Hyundai has unveiled their future powertrain development strategy at the International Powertrain Conference in Korea recently. Over 1,200 engineers and academics from leading drivetrain makers took part in the two-day event that was based around the theme ‘Knock the Limit of Powertrain Technologies: To Enhance Value for Customers’.
The conference saw Hyundai showcasing four engines and two transmissions from its upcoming range of new ‘Smart Stream’ powertrains, which incorporates many new technologies that will help the Korean brand meet its long-term emission aims. In eefect, the new engine and transmissions are expected to better the current line-ups fuel efficiency while reducing exhaust emissions.
The new tech will be introduced throughout Hyundai’s global model range after being first used on the new Smart Stream 1.6-litre petrol and 1.6-litre diesel engines. The development of the new powertrains will progress alongside the development of new plug-in hybrid and electric drivetrains, including Hyundai’s next-gen Fuel Cell Electric Vehicle (FCEV).

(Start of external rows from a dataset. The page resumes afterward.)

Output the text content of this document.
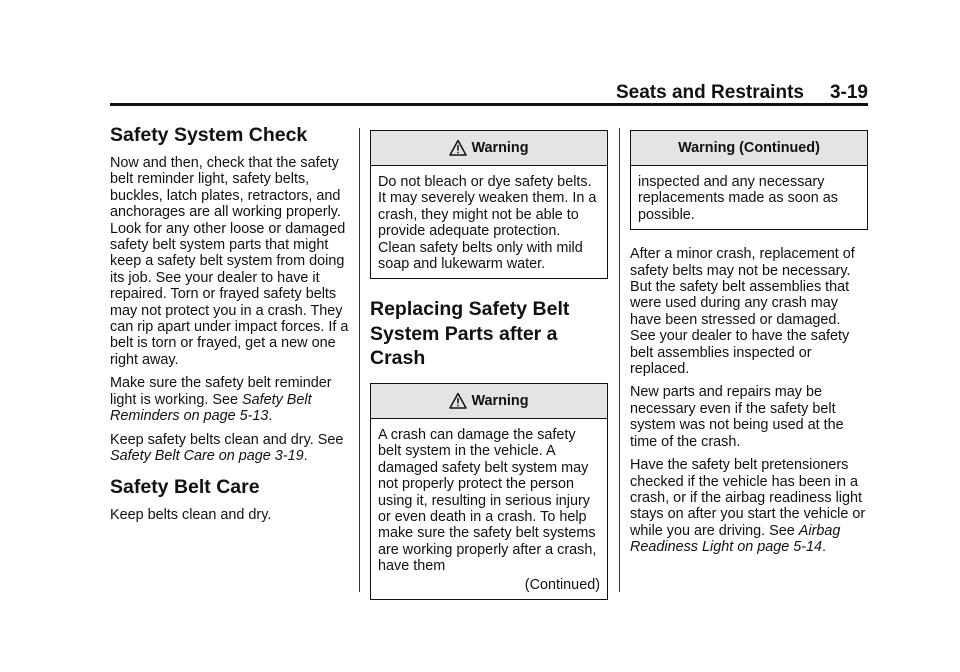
Seats and Restraints 3-19
Safety System Check

Now and then, check that the safety belt reminder light, safety belts, buckles, latch plates, retractors, and anchorages are all working properly. Look for any other loose or damaged safety belt system parts that might keep a safety belt system from doing its job. See your dealer to have it repaired. Torn or frayed safety belts may not protect you in a crash. They can rip apart under impact forces. If a belt is torn or frayed, get a new one right away.

Make sure the safety belt reminder light is working. See Safety Belt Reminders on page 5-13.

Keep safety belts clean and dry. See Safety Belt Care on page 3-19.

Safety Belt Care

Keep belts clean and dry.

Warning

Do not bleach or dye safety belts. It may severely weaken them. In a crash, they might not be able to provide adequate protection. Clean safety belts only with mild soap and lukewarm water.

Replacing Safety Belt
System Parts after a
Crash
Warning

A crash can damage the safety belt system in the vehicle. A damaged safety belt system may not properly protect the person using it, resulting in serious injury or even death in a crash. To help make sure the safety belt systems are working properly after a crash, have them

(Continued)
Warning (Continued)

inspected and any necessary replacements made as soon as possible.

After a minor crash, replacement of safety belts may not be necessary. But the safety belt assemblies that were used during any crash may have been stressed or damaged. See your dealer to have the safety belt assemblies inspected or replaced.

New parts and repairs may be necessary even if the safety belt system was not being used at the time of the crash.

Have the safety belt pretensioners checked if the vehicle has been in a crash, or if the airbag readiness light stays on after you start the vehicle or while you are driving. See Airbag Readiness Light on page 5-14.
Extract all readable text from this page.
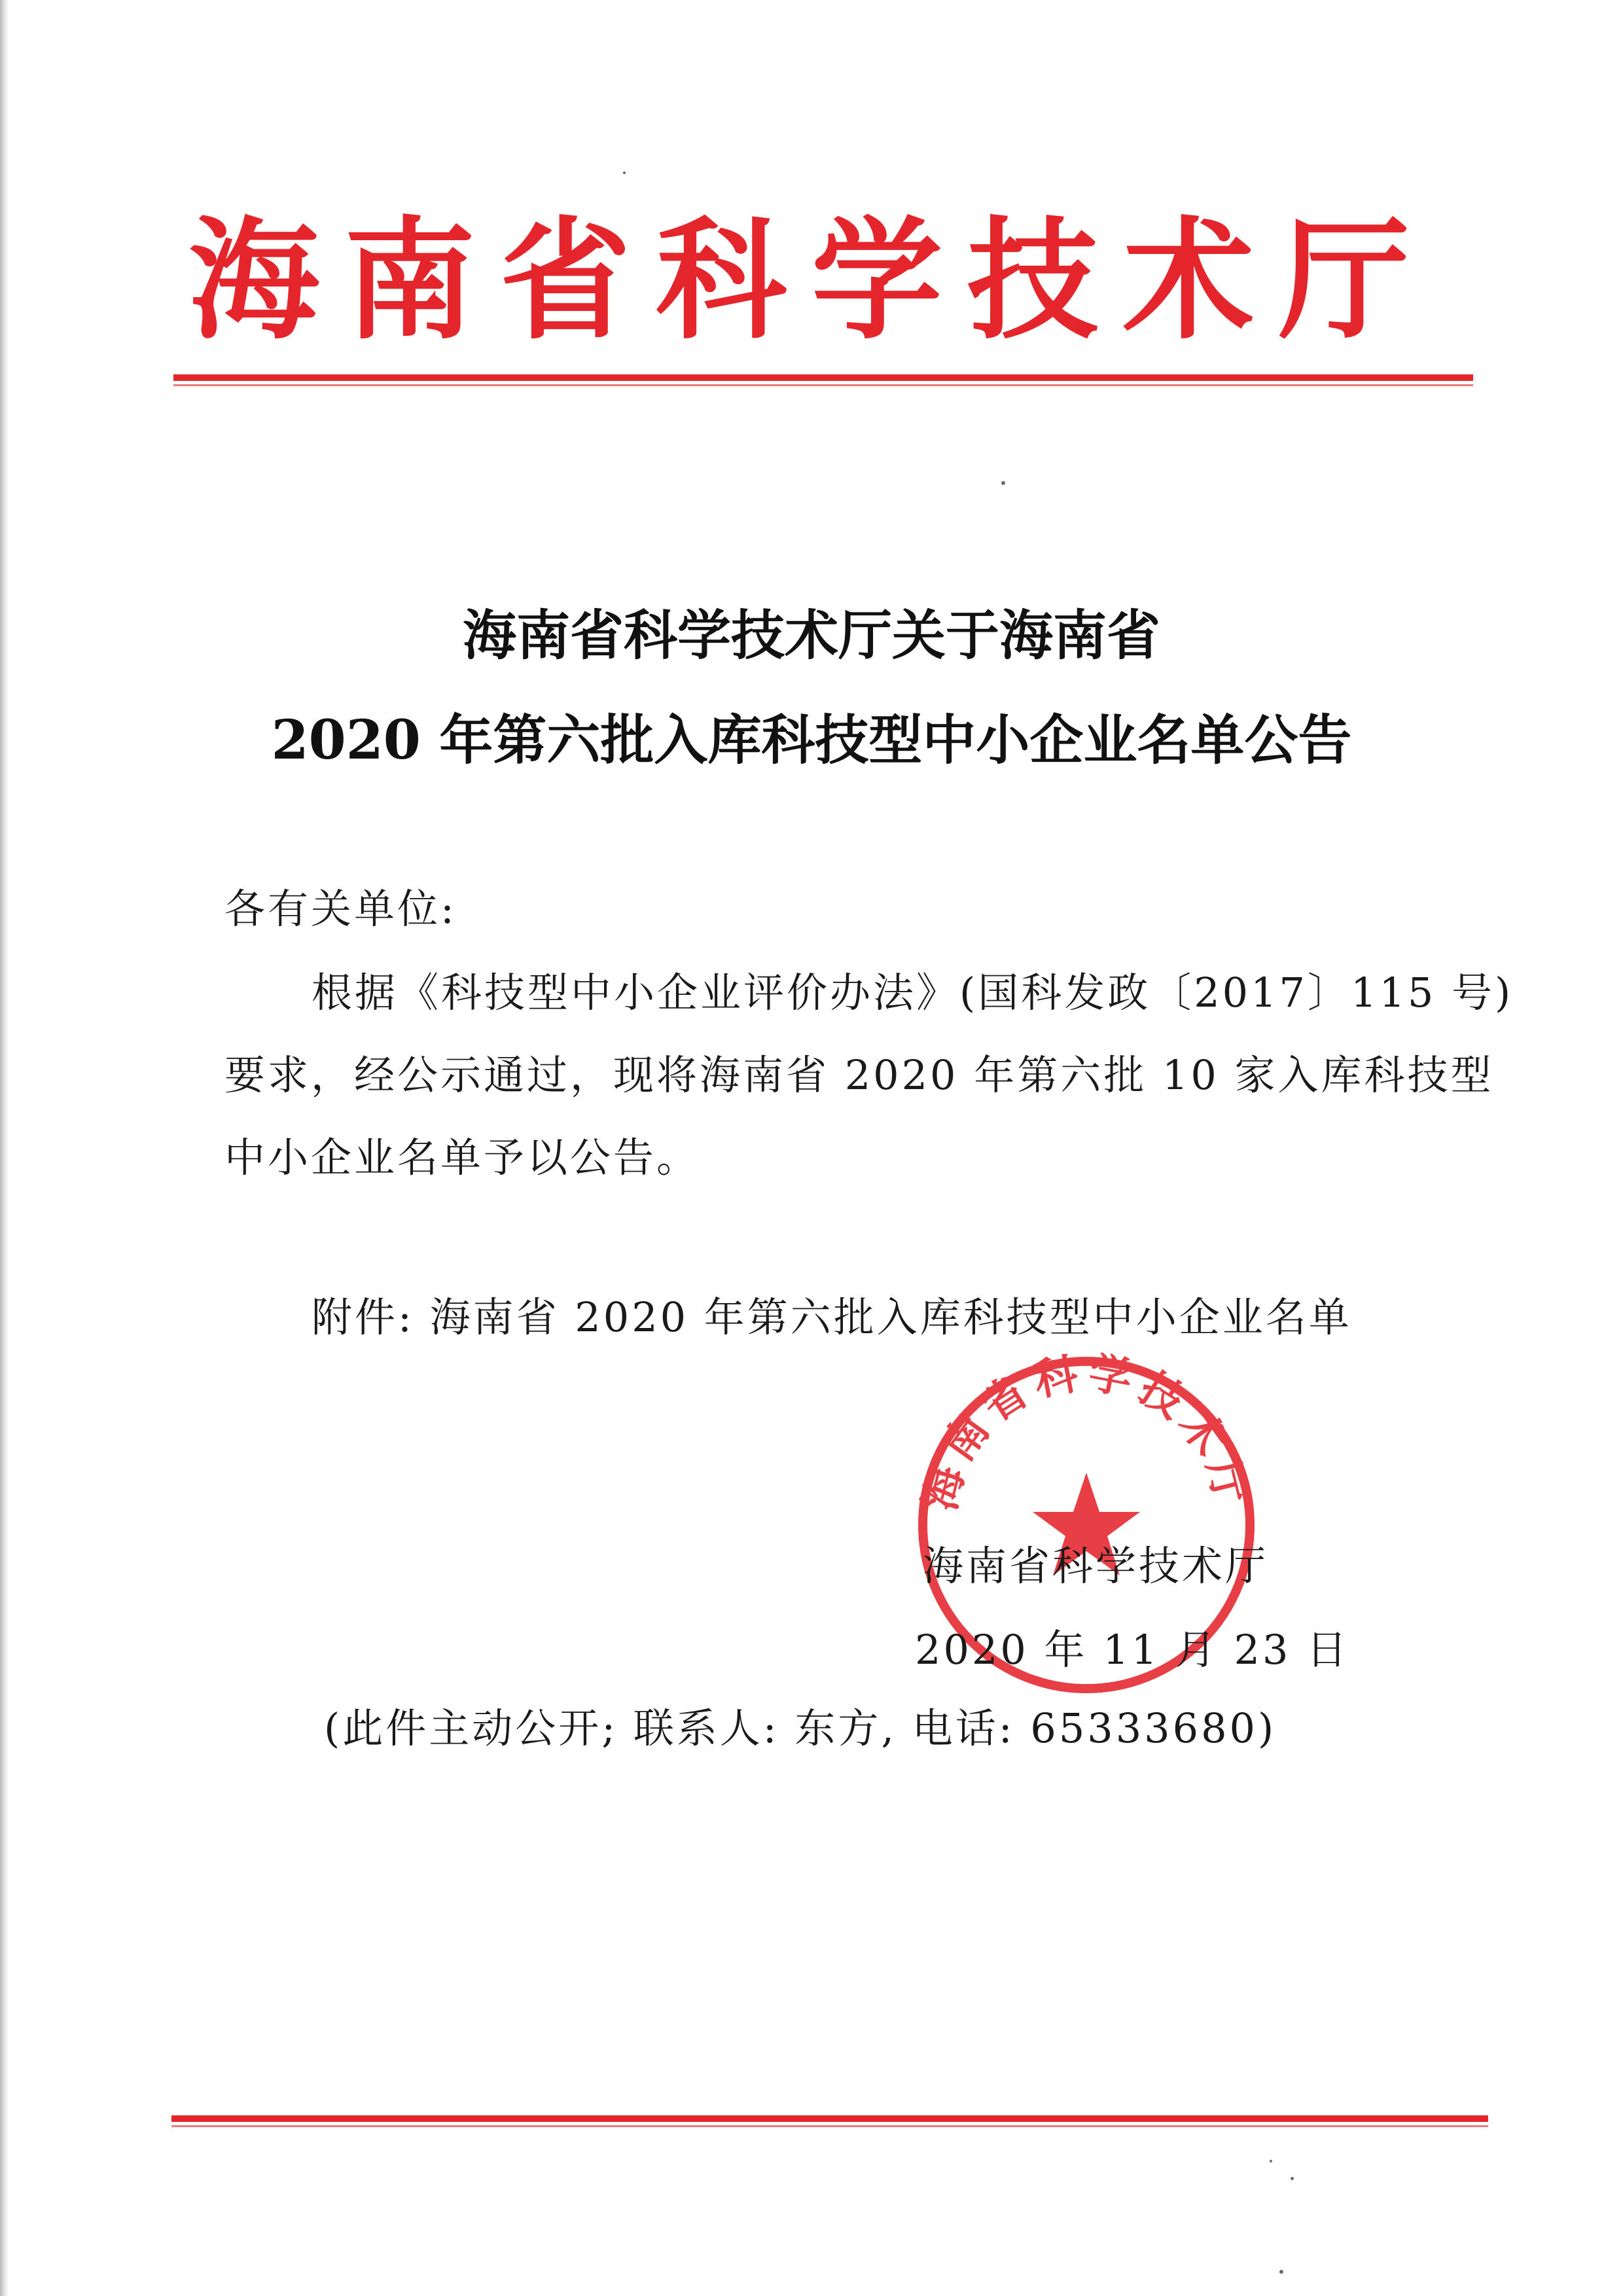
海南省科学技术厅
海南省科学技术厅关于海南省
2020 年第六批入库科技型中小企业名单公告
各有关单位:
根据《科技型中小企业评价办法》(国科发政〔2017〕115 号)
要求，经公示通过，现将海南省 2020 年第六批 10 家入库科技型
中小企业名单予以公告。
附件: 海南省 2020 年第六批入库科技型中小企业名单
海南省科学技术厅
海南省科学技术厅
2020 年 11 月 23 日
(此件主动公开; 联系人: 东方, 电话: 65333680)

Smart Stream: Next generation powertrain
The new engines made their debut at the 2017 Frankfurt motor show. They are meant to meet customer demand for fun-to-drive models while meeting the ever more stringent norms for emissions. Hyundai claims that ‘Smart’ refers to being smart in control, design, and operation, while the ‘Stream' bit is meant to imply the dynamic movement of mobility.
The Smart Stream tech is used to optimise existing powertrains and to reduce the size and weight of engine and transmission components. The Korean brand plans to maximise thermal efficiency by up to 50 percent in future models through the use of this tech.
A part of the new technology is the Continuously Variable Valve Duration (CVVD) technology used on the Smart Stream G 1.6 turbo engine that regulates the opening and closing of valves to suit the driving style. A new eight-speed wet dual-clutch transmission is also part of the Smart Stream tech being developed.
The Hyundai Group has plans to introduce an all-new range of Smart Stream powertrains, comprising of 10 petrol engines, six diesel motors and six transmissions by 2022.
Strategy for 2025
Even though plug-in hybrid and electric powertrains have begun to gain wider acceptance, Hyundai claims that the internal combustion engine will continue to have a strong presence. In order to capitalise on the shift towards electrification, the Korean manufacturer is expected to launch a larger proportion of electric, fuel cell, and plug-in hybrid powertrains, sold alongside the new Smart Stream-enhanced drivetrains. Hyundai also aims to improve battery capacity and increase electric-only ranges.
Fuel Cell Electric Vehicle
The Korean brand has also planned to invest in advanced propulsion technology such as the development of its next-gen hydrogen-powered engines.
Hyundai’s next FCEV is expected to have an engine rated at 163hp with a range of 800km. It will also have the largest hydrogen storage density of any fuel cell vehicle on the market.
The ix35 Fuel Cell (displayed in 2013), the Ioniq plug-in hybrid and electric drivetrains found in the 2016 Ioniq and Sonata, all represent major advances in alternative-fuel technology. By taking advantage of this experience, Hyundai aims to introduce 31 eco-friendly models to the global market by 2020.